Last month, I attended the Congress for National Urban Development Policy in Germany where urban densification was one of the topics. Many cities - in Germany and elsewhere - have become more attractive again, not only as a place for businesses but also to live in. They are experiencing high migration rates and intensive construction activity. The topic of densification is more relevant than ever. In terms of sustainability, this is much appreciated - with multi-storey apartment buildings, we consume less space and energy, drive less kilometres by car and use more public transport.  Ten years ago, I made a strong case for compact cities. However since I've been working on adaption to climate change, I have been having some doubts. We need urban green and ventilation!?

 

Sure, we also need open, undeveloped space outside the cities as compensation and cold air creation areas. Extensive urban sprawl through single-family housing estates cannot be the counter-model.
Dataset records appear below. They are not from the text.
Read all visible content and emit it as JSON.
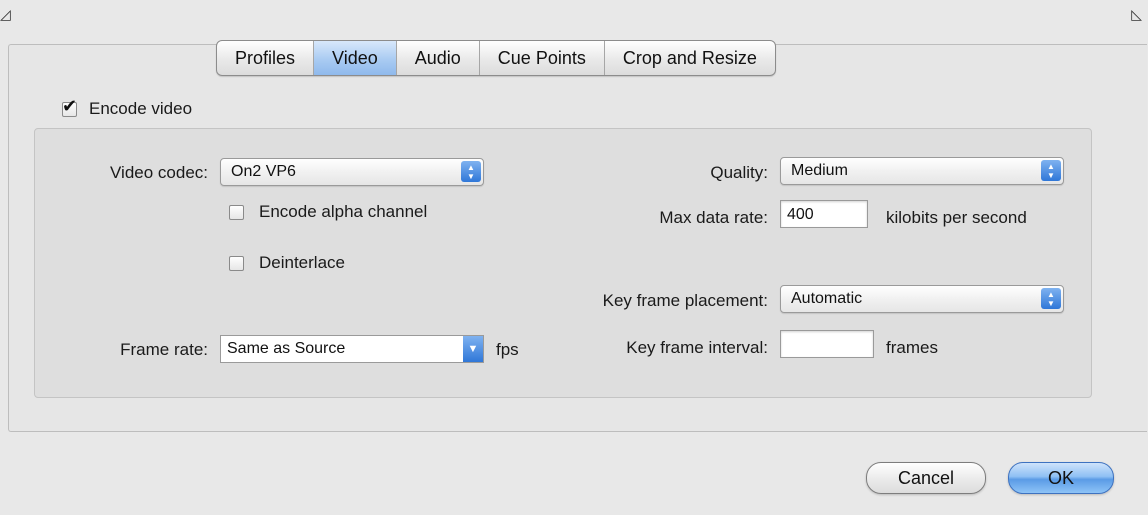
{
  "window": {
    "corner_left_glyph": "◿",
    "corner_right_glyph": "◺"
  },
  "tabs": [
    {
      "label": "Profiles",
      "selected": false
    },
    {
      "label": "Video",
      "selected": true
    },
    {
      "label": "Audio",
      "selected": false
    },
    {
      "label": "Cue Points",
      "selected": false
    },
    {
      "label": "Crop and Resize",
      "selected": false
    }
  ],
  "encode_video": {
    "label": "Encode video",
    "checked": true
  },
  "video_codec": {
    "label": "Video codec:",
    "value": "On2 VP6"
  },
  "encode_alpha": {
    "label": "Encode alpha channel",
    "checked": false
  },
  "deinterlace": {
    "label": "Deinterlace",
    "checked": false
  },
  "frame_rate": {
    "label": "Frame rate:",
    "value": "Same as Source",
    "unit": "fps"
  },
  "quality": {
    "label": "Quality:",
    "value": "Medium"
  },
  "max_data_rate": {
    "label": "Max data rate:",
    "value": "400",
    "unit": "kilobits per second"
  },
  "key_frame_placement": {
    "label": "Key frame placement:",
    "value": "Automatic"
  },
  "key_frame_interval": {
    "label": "Key frame interval:",
    "value": "",
    "unit": "frames"
  },
  "buttons": {
    "cancel": "Cancel",
    "ok": "OK"
  },
  "colors": {
    "selected_tab": "#a9cbf2",
    "accent_blue": "#2f77d8"
  }
}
But how far can densification go in the city? At what point is it still liveable? During discussions at the congress, participants would argue for a limited degree of densification if, at the same time, sufficient green space would be offered. Simply following the ‘business as usual’ approach with a few gradual adjustments would encounter boundaries. What we need instead is a transformation in urban planning. We need to rethink functions and priorities in our cities if they are to remain liveable and attractive despite climate change.

Vertical greens, like intensely greened roofs and facades, can partially buffer what we lack in green space. But what surprised me about the discussion was that more should be "packed” in to cities rather than "taken out". Can and do we still want to afford an average of 37% share of transport area in our cities? Should motorised private transport be maintained at the same level as facilities for pedestrians and cyclists, public transport, liveable public spaces and green spaces and much more? Are two parking spaces per apartment, extensive parking spaces at companies and shopping centres still a good idea? I think that ensuring a balanced urban climate can only be achieved through combining compact urban development, energy and resource efficiency with organising mobility in a new and attractive way. Especially in cities, public transport, cycling and walking can be real alternatives. To me, 37% transport area seems to be a lost potential to stand in the way of better quality of life!